It’s cold…damp…and gray…
Not here in South Florida (lol), but TRUST ME…I’m Ohio born and raised, so I know what it’s like to deal with the dingy, depressing landscape, the constant chills, and those “weather-dependent moods”.
Seasonal Affective Disorder (also known as SAD) is REAL.
And, I know a lot of my northern state friends and family are putting up with Mother Nature’s change in heart, this morning. So, if your feeling a bit blue today due to the weather (it is supposed to be SPRING, right?!) give these tips a try:
1) Stretch or do yoga first thing in the morning. I know moving is THE LAST thing you want to do on a chilly, damp morning, but the movement will boost your blood flow, give you some warmth, and keep you from feeling lethargic. It will also help reduce that pain and stiffness that comes with cold and precipitation – the drop in atmospheric pressure moves bodily fluids from blood vessels to tissues, which can put excess pressure on nerves and joints. So, get moving!

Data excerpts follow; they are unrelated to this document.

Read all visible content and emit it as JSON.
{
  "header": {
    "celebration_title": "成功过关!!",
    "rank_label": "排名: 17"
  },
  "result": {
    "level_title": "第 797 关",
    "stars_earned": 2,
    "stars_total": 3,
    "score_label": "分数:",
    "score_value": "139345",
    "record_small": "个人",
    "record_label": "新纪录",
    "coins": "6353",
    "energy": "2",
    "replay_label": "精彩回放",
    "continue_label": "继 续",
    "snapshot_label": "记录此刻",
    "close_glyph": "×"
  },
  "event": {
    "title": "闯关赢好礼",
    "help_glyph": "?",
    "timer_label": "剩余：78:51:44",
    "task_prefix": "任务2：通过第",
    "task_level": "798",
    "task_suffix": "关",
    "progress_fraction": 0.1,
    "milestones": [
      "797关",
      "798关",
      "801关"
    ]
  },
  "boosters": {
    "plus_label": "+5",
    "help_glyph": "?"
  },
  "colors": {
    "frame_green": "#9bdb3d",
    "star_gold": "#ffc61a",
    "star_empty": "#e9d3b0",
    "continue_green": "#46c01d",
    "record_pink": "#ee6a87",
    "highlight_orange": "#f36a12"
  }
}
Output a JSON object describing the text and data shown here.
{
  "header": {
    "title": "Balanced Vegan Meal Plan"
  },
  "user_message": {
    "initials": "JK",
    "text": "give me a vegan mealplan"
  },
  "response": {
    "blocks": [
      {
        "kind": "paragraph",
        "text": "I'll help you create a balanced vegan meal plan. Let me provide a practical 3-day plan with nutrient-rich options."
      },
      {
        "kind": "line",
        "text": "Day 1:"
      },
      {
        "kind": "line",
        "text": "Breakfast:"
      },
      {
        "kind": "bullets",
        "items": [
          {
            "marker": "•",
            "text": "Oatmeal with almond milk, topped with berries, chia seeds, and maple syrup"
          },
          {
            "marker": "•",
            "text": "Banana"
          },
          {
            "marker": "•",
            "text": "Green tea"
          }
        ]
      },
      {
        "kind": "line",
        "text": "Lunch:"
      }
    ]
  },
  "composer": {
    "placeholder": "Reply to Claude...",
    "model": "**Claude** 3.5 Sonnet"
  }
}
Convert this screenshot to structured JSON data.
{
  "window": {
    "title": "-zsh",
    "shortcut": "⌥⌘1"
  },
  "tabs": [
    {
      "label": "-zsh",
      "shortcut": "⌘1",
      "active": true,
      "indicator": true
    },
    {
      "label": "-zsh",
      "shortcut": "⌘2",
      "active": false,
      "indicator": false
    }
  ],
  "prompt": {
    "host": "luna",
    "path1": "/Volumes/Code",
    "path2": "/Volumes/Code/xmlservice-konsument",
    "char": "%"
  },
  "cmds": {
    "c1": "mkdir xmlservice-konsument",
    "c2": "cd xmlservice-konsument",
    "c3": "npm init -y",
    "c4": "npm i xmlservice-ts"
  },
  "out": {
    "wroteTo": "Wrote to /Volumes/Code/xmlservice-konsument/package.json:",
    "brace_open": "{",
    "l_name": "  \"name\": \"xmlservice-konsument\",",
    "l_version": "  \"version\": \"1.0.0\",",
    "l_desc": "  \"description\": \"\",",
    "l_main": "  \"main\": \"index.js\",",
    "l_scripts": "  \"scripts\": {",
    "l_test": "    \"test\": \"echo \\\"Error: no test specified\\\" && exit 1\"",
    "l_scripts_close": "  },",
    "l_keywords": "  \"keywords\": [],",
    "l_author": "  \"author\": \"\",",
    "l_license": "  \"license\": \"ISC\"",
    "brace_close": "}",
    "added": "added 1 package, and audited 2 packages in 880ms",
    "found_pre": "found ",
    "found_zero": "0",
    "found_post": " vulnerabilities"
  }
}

2) Drink a lot of water (especially in the morning). Many people are perpetually dehydrated. Dehydration causes fatigue and lower energy levels. Drink a large glass of water when you first wake up, and aim to drink about 1 gallon of water throughout the day (you can do it, promise).
3) Eat carbs. The better kind of carbs, though! Avoid the sugary, heavy processed foods and reach for complex carbs, which help maintain serotonin levels (a neurotransmitter that regulates your mood). Try sweet potatoes, quinoa, or a warm bowl of chili.
4) Get some fresh air. I know going outside sounds less-than-appealing, but getting the little bit of sunlight that you can soak up will really help. Getting out in nature is also a proven anti-depressant. Take a quick walk or jog outside, even if for only 10 minutes. The light aerobic exercise will help, too!
5) Talk it out. Cognitive Behavioral Therapy (an important coaching technique) has shown to be effective in reducing “Seasonal Affective Disorder” symptoms. Negative cognition associated with the weather and cold are identified and challenged, and the effects are astounding, resulting in less depressive symptoms in both regular depression and seasonal depression disorders.